Meta note: I record here some thought processes for this code more thoroughly than usual because it is tricky logic and also because I have come to wonder how such programming ideas arise. Sometime text such as the following is written as a explanation of code that has already been debugged and perhaps put into production. Here it is a record of thought processes that lead to the code; it precedes and enables the code.

In the following the terms ‘cube’ and ‘plane’ are taken from the case when n=3. ‘Hyper-cube’ for [0, 1]n and ‘hyper plane’ for an n−1 dimensional linear space would be more accurate.

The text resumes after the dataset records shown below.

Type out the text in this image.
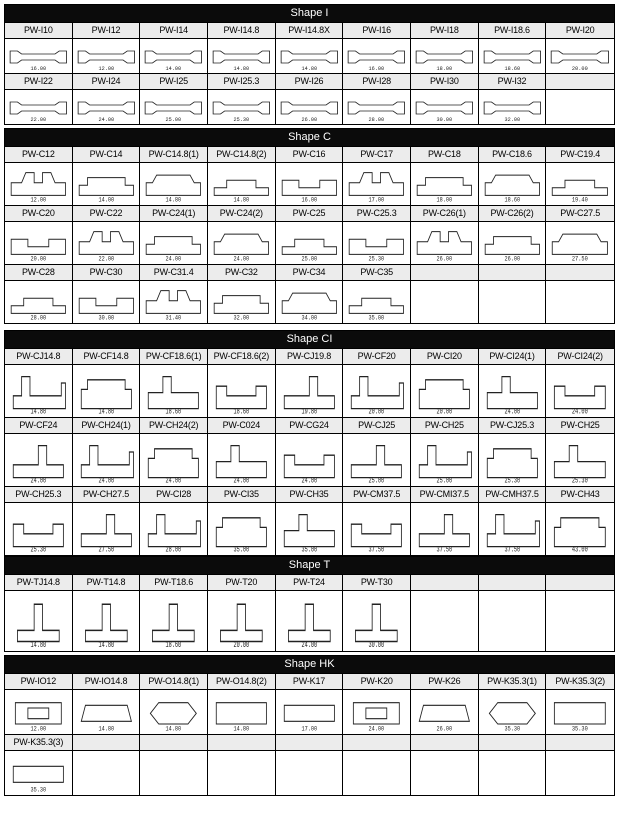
Shape I
PW-I10
16.00
PW-I12
12.00
PW-I14
14.00
PW-I14.8
14.80
PW-I14.8X
14.80
PW-I16
16.00
PW-I18
18.00
PW-I18.6
18.60
PW-I20
20.00
PW-I22
22.00
PW-I24
24.00
PW-I25
25.00
PW-I25.3
25.30
PW-I26
26.00
PW-I28
28.00
PW-I30
30.00
PW-I32
32.00
Shape C
PW-C12
12.00
PW-C14
14.00
PW-C14.8(1)
14.80
PW-C14.8(2)
14.80
PW-C16
16.00
PW-C17
17.00
PW-C18
18.00
PW-C18.6
18.60
PW-C19.4
19.40
PW-C20
20.00
PW-C22
22.00
PW-C24(1)
24.00
PW-C24(2)
24.00
PW-C25
25.00
PW-C25.3
25.30
PW-C26(1)
26.00
PW-C26(2)
26.00
PW-C27.5
27.50
PW-C28
28.00
PW-C30
30.00
PW-C31.4
31.40
PW-C32
32.00
PW-C34
34.00
PW-C35
35.00
Shape CI
PW-CJ14.8
14.80
PW-CF14.8
14.80
PW-CF18.6(1)
18.60
PW-CF18.6(2)
18.60
PW-CJ19.8
19.80
PW-CF20
20.00
PW-CI20
20.00
PW-CI24(1)
24.00
PW-CI24(2)
24.00
PW-CF24
24.00
PW-CH24(1)
24.00
PW-CH24(2)
24.00
PW-C024
24.00
PW-CG24
24.00
PW-CJ25
25.00
PW-CH25
25.00
PW-CJ25.3
25.30
PW-CH25
25.30
PW-CH25.3
25.30
PW-CH27.5
27.50
PW-CI28
28.00
PW-CI35
35.00
PW-CH35
35.00
PW-CM37.5
37.50
PW-CMI37.5
37.50
PW-CMH37.5
37.50
PW-CH43
43.00
Shape T
PW-TJ14.8
14.80
PW-T14.8
14.80
PW-T18.6
18.60
PW-T20
20.00
PW-T24
24.00
PW-T30
30.00
Shape HK
PW-IO12
12.00
PW-IO14.8
14.80
PW-O14.8(1)
14.80
PW-O14.8(2)
14.80
PW-K17
17.00
PW-K20
24.00
PW-K26
26.00
PW-K35.3(1)
35.30
PW-K35.3(2)
35.30
PW-K35.3(3)
35.30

The limitation that all components of the argument to c be positive is awkward. I think it is tricky but efficient to eliminate this restriction. This program eliminates this restriction.

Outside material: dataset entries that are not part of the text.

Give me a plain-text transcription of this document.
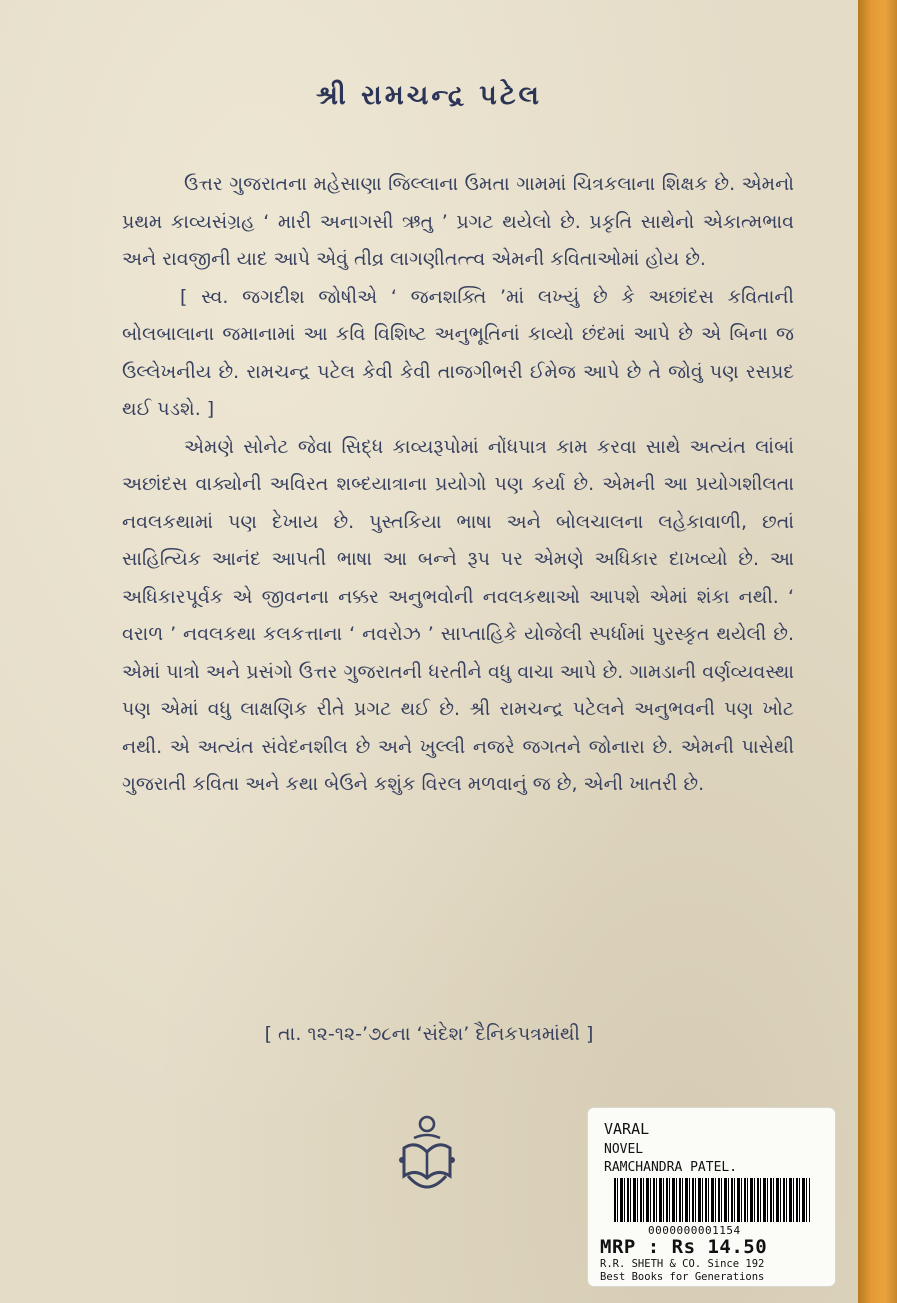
શ્રી રામચન્દ્ર પટેલ

ઉત્તર ગુજરાતના મહેસાણા જિલ્લાના ઉમતા ગામમાં ચિત્રકલાના શિક્ષક છે. એમનો પ્રથમ કાવ્યસંગ્રહ ‘ મારી અનાગસી ઋતુ ’ પ્રગટ થયેલો છે. પ્રકૃતિ સાથેનો એકાત્મભાવ અને રાવજીની યાદ આપે એવું તીવ્ર લાગણીતત્ત્વ એમની કવિતાઓમાં હોય છે.

[ સ્વ. જગદીશ જોષીએ ‘ જનશક્તિ ’માં લખ્યું છે કે અછાંદસ કવિતાની બોલબાલાના જમાનામાં આ કવિ વિશિષ્ટ અનુભૂતિનાં કાવ્યો છંદમાં આપે છે એ બિના જ ઉલ્લેખનીય છે. રામચન્દ્ર પટેલ કેવી કેવી તાજગીભરી ઈમેજ આપે છે તે જોવું પણ રસપ્રદ થઈ પડશે. ]

એમણે સોનેટ જેવા સિદ્ધ કાવ્યરૂપોમાં નોંધપાત્ર કામ કરવા સાથે અત્યંત લાંબાં અછાંદસ વાક્યોની અવિરત શબ્દયાત્રાના પ્રયોગો પણ કર્યા છે. એમની આ પ્રયોગશીલતા નવલકથામાં પણ દેખાય છે. પુસ્તકિયા ભાષા અને બોલચાલના લહેકાવાળી, છતાં સાહિત્યિક આનંદ આપતી ભાષા આ બન્ને રૂપ પર એમણે અધિકાર દાખવ્યો છે. આ અધિકારપૂર્વક એ જીવનના નક્કર અનુભવોની નવલકથાઓ આપશે એમાં શંકા નથી. ‘ વરાળ ’ નવલકથા કલકત્તાના ‘ નવરોઝ ’ સાપ્તાહિકે યોજેલી સ્પર્ધામાં પુરસ્કૃત થયેલી છે. એમાં પાત્રો અને પ્રસંગો ઉત્તર ગુજરાતની ધરતીને વધુ વાચા આપે છે. ગામડાની વર્ણવ્યવસ્થા પણ એમાં વધુ લાક્ષણિક રીતે પ્રગટ થઈ છે. શ્રી રામચન્દ્ર પટેલને અનુભવની પણ ખોટ નથી. એ અત્યંત સંવેદનશીલ છે અને ખુલ્લી નજરે જગતને જોનારા છે. એમની પાસેથી ગુજરાતી કવિતા અને કથા બેઉને કશુંક વિરલ મળવાનું જ છે, એની ખાતરી છે.

[ તા. ૧૨-૧૨-’૭૮ના ‘સંદેશ’ દૈનિકપત્રમાંથી ]
VARAL
NOVEL
RAMCHANDRA PATEL.
0000000001154
MRP : Rs 14.50
R.R. SHETH & CO. Since 192
Best Books for Generations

H = {x | a∙x < 1} and C = [0, 1]n = {(x1, … xn) | ∀j(0 < j ≤ n → 0 ≤ xj ≤ 1)} and we seek the content and center of gravity of H∩C. Linear function f(x) = a∙x is maximized on some vertex P of the cube. It is clear that a coordinate of P is 1 iff the corresponding component of a is positive, and otherwise 0. Here and in the code the sum of the positive components is p and of the negative components q. If p < 1 at P then the f(x) < 1 at all vertices and H∩C = C and the calculation is trivial. f(x) is minimized at the vertex Q which is opposite P. f(P) = p and f(Q) = q and thus f(c) = (p+q)/2 where c is the cube center and thus midway between P and Q. Note q ≤ 0 ≤ p and if p+q > 2 then the clip plane is closer to P and otherwise to Q. To minimize the number of vertices we visit we change coordinates and adopt as origin the closer of P and Q to the clip plane. The task is to find a new function g whose range is the same space which is 0 at the new origin and is some nonzero multiple of f, and such that f(x) = g(x) whenever f(x) = 1. For each i, x'i = x'i if a[i]>0 and x'i = 1 - x'i otherwise.

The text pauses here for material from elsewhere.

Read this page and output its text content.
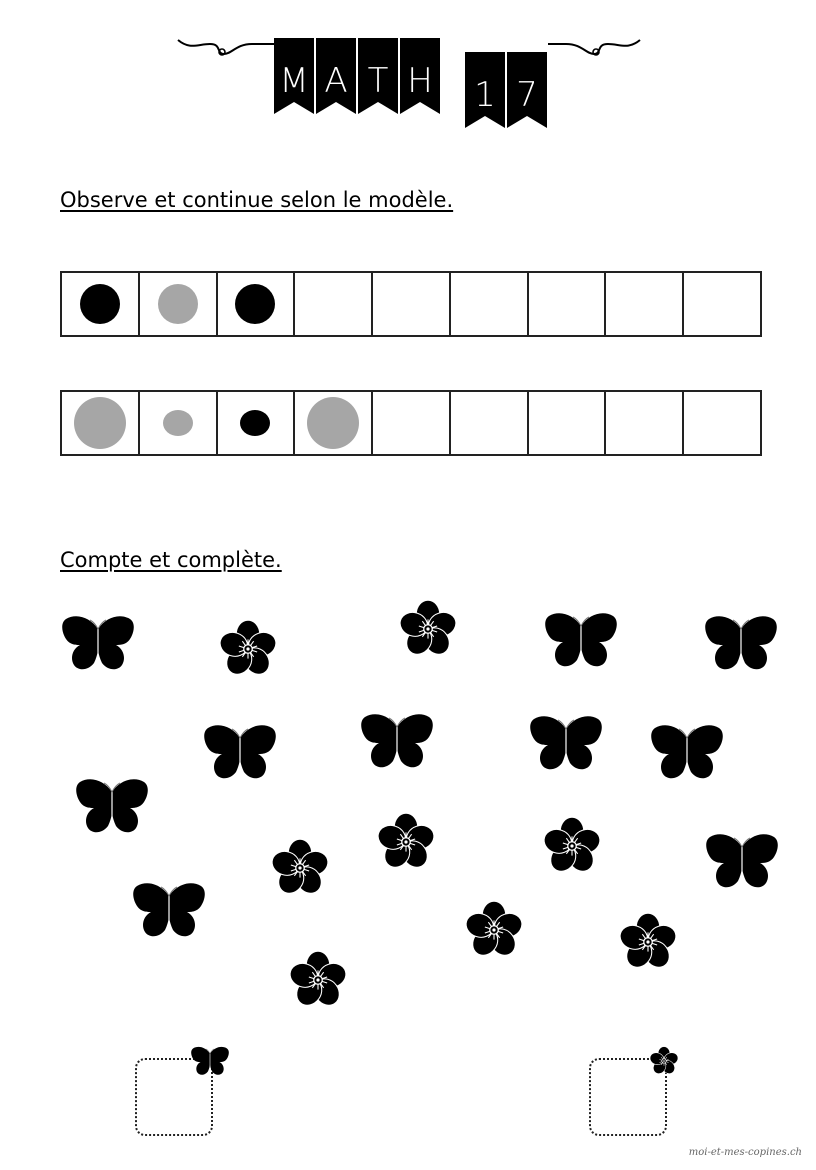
M A T H 1 7
Observe et continue selon le modèle.
Compte et complète.
moi-et-mes-copines.ch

I think I must have a name ej for the points where the clip plane intercepts the coordinate axis j. ej = 1/aj.

If a[1] < 0 and a[j] > 0 for j > 1 then we adopt the vertex at (1, 0, …, 0) as the new origin and use primes on the variables for the new coordinate system. The new f' will be 0 at the new origin and 1 on the clip plane which is unmoved in this alias story. x'1 = 1 − x1 and x'j = xj for j > 1. e'1 = 1 − e1 and e'j = ej − a1/aj for j > 1. Finally a'j = 1/e'j. Perhaps we need not name e or e' in the code.
a'1 = 1/e'1 = 1/(1 - 1/a1) = a1/(a1 − 1)
a'j = 1/(1/aj − a1/aj) = aj/(1 − a1)

There remains the following problems:

We must now decide on notation. Is the argument to f a set of coordinates, or a point in the space?